For all auto loans in the third quarter of 2022, credit unions’ share increased to 30.7%, up from 22.8% in 2021. For used car loans, credit unions claimed 31.5% of the market share, up from 25.5% in 2021.
For new car loans, auto manufacturer’s lenders, or “captives,” continued to dominate the market with 44.2% of total financing compared to banks’ 25.7% and credit unions’ 23.7%. But credit unions are quickly making strides here. Year-over-year, credit unions’ market share nearly doubled from 17% in 2021, while both banks and captives lost ground.

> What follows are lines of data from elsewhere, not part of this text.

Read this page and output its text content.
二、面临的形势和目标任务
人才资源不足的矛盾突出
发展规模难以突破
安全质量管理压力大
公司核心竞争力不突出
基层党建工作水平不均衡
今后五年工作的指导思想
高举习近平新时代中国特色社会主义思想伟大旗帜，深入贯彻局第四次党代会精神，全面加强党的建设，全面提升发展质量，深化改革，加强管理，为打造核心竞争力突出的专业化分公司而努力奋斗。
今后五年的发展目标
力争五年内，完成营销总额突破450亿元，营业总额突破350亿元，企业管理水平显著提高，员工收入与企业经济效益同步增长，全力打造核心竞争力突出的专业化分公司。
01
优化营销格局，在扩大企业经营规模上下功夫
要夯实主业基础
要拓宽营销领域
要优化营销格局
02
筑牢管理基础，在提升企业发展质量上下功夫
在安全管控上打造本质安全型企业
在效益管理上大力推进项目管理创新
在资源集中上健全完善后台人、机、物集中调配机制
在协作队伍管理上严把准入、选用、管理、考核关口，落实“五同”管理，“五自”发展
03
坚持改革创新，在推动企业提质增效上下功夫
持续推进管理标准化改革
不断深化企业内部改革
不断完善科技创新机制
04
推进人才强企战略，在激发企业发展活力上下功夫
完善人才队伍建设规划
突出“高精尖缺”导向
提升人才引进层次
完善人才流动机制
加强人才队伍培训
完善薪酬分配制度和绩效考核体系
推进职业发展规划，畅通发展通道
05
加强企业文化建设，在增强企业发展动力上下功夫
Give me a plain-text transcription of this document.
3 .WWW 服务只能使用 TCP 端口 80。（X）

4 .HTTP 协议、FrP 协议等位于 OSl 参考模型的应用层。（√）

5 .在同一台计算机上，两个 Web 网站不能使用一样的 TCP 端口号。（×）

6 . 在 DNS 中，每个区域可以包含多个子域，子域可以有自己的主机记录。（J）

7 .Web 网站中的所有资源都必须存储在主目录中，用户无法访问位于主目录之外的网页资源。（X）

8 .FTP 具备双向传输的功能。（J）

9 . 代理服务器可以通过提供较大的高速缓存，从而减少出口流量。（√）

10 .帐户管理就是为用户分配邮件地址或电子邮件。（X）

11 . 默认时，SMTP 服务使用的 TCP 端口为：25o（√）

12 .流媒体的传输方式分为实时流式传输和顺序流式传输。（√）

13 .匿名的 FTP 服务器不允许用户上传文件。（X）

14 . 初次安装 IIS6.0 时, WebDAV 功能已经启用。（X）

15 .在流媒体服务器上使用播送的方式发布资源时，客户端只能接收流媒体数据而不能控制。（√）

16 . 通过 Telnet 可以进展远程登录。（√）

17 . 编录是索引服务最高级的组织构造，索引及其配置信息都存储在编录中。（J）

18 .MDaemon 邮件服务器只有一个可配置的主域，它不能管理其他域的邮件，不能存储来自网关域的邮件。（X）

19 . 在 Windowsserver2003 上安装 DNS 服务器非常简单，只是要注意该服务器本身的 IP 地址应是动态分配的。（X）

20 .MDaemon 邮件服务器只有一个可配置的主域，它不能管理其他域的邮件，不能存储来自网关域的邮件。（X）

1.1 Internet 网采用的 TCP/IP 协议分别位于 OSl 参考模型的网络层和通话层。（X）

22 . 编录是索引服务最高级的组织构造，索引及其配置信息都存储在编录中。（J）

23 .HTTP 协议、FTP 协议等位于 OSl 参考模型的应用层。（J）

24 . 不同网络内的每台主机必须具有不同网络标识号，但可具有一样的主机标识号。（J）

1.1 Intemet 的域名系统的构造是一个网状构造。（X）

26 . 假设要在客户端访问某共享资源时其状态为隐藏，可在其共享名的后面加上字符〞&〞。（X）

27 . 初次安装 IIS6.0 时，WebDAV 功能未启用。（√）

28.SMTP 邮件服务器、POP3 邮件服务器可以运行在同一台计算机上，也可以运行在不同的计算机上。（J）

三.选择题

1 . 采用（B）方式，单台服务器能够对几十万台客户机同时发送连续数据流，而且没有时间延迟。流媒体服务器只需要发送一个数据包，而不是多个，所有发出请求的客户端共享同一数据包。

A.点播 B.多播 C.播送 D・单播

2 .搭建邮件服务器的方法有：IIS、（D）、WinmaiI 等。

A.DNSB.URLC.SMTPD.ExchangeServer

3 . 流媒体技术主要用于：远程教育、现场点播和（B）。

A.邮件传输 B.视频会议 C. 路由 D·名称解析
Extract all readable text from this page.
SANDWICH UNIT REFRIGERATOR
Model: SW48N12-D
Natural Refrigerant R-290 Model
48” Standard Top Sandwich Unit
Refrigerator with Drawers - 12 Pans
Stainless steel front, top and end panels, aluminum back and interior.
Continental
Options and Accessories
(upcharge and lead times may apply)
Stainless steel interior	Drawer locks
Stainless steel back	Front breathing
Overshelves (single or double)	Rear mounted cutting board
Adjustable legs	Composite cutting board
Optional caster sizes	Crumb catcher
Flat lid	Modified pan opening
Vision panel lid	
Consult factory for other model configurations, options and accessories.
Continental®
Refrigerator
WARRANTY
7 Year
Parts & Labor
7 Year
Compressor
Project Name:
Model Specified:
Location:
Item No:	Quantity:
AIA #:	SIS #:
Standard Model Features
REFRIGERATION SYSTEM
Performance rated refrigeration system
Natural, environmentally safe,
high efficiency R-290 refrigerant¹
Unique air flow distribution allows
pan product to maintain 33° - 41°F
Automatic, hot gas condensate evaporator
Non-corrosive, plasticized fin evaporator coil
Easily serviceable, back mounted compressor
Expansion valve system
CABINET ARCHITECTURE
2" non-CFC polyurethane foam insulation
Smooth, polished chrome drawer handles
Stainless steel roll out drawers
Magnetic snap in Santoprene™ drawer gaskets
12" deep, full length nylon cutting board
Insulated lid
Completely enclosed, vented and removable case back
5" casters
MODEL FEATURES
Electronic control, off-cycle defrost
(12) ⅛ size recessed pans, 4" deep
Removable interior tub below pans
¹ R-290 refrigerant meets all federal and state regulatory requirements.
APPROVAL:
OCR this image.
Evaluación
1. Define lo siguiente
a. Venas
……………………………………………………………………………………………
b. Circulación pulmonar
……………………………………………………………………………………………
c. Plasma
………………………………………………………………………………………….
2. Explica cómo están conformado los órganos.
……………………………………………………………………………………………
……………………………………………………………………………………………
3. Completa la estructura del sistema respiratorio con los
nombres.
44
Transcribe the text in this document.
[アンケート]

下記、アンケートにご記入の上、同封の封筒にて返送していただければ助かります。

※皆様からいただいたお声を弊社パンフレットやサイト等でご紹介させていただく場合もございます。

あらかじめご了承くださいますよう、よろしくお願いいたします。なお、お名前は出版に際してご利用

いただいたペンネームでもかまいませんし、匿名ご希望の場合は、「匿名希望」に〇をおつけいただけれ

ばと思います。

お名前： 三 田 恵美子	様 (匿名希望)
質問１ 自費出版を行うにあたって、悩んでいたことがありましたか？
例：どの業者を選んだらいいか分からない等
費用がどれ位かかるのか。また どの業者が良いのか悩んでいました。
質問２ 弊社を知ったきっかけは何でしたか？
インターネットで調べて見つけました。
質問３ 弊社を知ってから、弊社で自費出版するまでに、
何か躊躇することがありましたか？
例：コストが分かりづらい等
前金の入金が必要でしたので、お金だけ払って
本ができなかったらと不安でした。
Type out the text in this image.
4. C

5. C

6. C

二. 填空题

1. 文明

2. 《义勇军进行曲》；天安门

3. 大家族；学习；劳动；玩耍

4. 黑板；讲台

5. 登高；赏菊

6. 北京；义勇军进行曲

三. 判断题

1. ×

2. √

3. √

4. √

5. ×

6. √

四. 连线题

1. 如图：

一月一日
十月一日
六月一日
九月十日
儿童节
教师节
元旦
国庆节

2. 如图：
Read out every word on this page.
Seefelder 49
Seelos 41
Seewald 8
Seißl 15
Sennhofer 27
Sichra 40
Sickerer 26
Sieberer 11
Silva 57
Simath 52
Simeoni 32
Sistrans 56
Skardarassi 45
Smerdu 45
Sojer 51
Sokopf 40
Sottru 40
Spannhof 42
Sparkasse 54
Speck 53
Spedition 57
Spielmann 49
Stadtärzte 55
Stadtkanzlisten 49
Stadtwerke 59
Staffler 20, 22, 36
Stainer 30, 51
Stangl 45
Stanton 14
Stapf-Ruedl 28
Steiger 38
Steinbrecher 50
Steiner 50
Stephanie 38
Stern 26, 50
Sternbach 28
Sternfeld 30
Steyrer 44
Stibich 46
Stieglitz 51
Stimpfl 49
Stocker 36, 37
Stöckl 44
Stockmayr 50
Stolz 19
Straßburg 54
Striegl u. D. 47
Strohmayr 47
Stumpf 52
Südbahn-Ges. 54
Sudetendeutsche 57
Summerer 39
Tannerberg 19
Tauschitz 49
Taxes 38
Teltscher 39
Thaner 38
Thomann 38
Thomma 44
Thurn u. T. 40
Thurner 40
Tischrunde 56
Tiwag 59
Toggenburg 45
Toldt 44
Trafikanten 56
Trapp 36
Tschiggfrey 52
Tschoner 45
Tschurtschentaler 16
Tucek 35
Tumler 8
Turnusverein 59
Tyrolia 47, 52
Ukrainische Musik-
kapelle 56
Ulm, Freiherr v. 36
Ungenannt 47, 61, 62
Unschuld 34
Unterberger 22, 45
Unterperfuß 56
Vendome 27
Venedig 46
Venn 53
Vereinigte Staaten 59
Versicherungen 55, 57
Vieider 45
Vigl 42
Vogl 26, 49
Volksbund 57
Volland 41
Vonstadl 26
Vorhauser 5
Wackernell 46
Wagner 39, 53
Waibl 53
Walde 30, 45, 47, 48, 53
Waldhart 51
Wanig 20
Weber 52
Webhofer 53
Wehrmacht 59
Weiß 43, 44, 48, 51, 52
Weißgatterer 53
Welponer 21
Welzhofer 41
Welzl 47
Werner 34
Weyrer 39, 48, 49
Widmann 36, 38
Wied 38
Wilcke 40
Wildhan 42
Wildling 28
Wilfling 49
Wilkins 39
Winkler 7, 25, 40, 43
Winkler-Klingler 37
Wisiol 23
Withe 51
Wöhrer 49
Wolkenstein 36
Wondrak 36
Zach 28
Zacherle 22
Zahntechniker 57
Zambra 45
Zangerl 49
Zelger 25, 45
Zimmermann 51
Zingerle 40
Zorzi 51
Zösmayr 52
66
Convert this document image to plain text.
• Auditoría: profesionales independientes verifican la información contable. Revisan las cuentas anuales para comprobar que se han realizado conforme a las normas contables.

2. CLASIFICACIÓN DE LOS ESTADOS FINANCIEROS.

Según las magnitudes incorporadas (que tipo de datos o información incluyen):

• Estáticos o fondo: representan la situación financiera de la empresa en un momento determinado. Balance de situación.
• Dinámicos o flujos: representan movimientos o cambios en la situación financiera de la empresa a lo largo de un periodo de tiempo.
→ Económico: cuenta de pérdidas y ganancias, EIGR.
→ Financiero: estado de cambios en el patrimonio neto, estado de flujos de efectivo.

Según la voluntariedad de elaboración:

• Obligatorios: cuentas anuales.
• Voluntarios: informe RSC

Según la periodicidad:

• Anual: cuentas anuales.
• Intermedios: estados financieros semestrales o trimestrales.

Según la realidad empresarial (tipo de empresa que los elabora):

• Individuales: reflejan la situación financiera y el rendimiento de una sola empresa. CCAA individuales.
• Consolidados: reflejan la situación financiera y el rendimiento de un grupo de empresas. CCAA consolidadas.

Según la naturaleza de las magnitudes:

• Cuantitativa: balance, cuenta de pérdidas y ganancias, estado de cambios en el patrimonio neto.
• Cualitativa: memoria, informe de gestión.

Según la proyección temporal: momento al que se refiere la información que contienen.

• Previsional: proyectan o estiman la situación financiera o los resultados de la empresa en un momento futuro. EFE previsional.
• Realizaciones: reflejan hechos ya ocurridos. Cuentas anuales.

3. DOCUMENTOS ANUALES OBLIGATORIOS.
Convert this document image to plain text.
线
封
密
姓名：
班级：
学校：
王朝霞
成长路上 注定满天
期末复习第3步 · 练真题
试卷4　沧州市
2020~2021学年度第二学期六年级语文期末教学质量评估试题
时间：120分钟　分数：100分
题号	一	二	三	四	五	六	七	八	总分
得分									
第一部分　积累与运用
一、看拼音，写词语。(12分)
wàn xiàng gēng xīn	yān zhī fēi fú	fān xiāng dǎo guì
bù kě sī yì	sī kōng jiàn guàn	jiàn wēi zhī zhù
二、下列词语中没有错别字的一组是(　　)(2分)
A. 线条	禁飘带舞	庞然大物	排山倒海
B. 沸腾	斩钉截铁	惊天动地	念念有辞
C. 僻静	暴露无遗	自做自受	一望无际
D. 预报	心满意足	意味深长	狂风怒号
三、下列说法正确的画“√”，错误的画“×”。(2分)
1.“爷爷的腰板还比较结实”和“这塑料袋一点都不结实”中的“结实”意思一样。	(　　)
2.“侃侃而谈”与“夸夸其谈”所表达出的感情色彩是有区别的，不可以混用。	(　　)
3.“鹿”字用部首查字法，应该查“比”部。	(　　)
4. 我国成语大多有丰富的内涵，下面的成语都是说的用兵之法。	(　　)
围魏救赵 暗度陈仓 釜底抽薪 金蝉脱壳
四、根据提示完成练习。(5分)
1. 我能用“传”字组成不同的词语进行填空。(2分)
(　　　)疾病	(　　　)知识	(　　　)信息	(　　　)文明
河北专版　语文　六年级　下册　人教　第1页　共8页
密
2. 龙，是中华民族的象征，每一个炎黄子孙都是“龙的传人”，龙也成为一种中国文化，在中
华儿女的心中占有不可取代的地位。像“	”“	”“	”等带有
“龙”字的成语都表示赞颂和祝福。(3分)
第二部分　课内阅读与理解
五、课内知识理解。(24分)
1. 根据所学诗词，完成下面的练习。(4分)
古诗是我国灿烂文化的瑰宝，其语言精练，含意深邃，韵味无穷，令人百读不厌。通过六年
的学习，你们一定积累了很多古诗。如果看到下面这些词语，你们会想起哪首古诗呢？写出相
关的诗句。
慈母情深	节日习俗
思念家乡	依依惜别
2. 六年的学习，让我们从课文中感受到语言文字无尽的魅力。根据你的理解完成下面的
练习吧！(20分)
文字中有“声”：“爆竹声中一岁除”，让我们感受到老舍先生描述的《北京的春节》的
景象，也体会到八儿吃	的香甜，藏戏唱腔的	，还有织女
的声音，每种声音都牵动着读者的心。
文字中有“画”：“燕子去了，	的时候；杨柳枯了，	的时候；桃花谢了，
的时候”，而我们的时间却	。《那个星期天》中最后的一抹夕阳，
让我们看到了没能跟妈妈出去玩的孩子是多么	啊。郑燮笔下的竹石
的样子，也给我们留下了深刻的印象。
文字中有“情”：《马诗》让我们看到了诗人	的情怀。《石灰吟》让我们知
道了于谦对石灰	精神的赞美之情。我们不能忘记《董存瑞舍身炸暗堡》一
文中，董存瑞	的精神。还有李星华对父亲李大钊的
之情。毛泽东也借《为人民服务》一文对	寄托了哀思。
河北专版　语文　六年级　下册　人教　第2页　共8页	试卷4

As car loans are getting more expensive, credit unions offered average interest rates of 5.94% for used cars in the third quarter, compared to banks’ average interest rates of 8.36%, according to Experian data cited by The Wall Street Journal.
Overall, the average interest rate was 5.16% for new car loans and 9.34% for used car loans, which is up 4.1% and 8.2%, respectively, in the third quarter from the year prior, according to Experian. Average monthly payments rose to $700 from $618 for new cars and to $525 from $472 for used
cars during that time.
Economic Trends Affecting Auto Loan Rates
Overall consumers are borrowing more to finance new vehicles. The average new loan amount increased by $3,911, or by 10.4%, in the third quarter of 2022 from a year prior, according to Experian. Used loan amounts increased by $2,255 during that period.
The Federal Reserve has been raising its key interest rate the past year in an effort to combat inflation, and interest rates on other financial products, including auto loans, have been
rising in tandem.
Credit unions, unlike banks, are not driven to earn profits for shareholders. Instead, these financial institutions are owned by their members and tend to offer more competitive products and services. Credit unions also may not be as driven as banks to increase rates because they don’t typically bundle and sell their auto loans as bonds to investors as banks do.
Meanwhile, the prices for both new and used vehicles have been rising amid semiconductor shortages causing supply issues with lagging production. Facing higher prices, more consumers have been opting for used cars. The average cost of a new car was a record $48,681 in November, according to Kelly Blue Book data.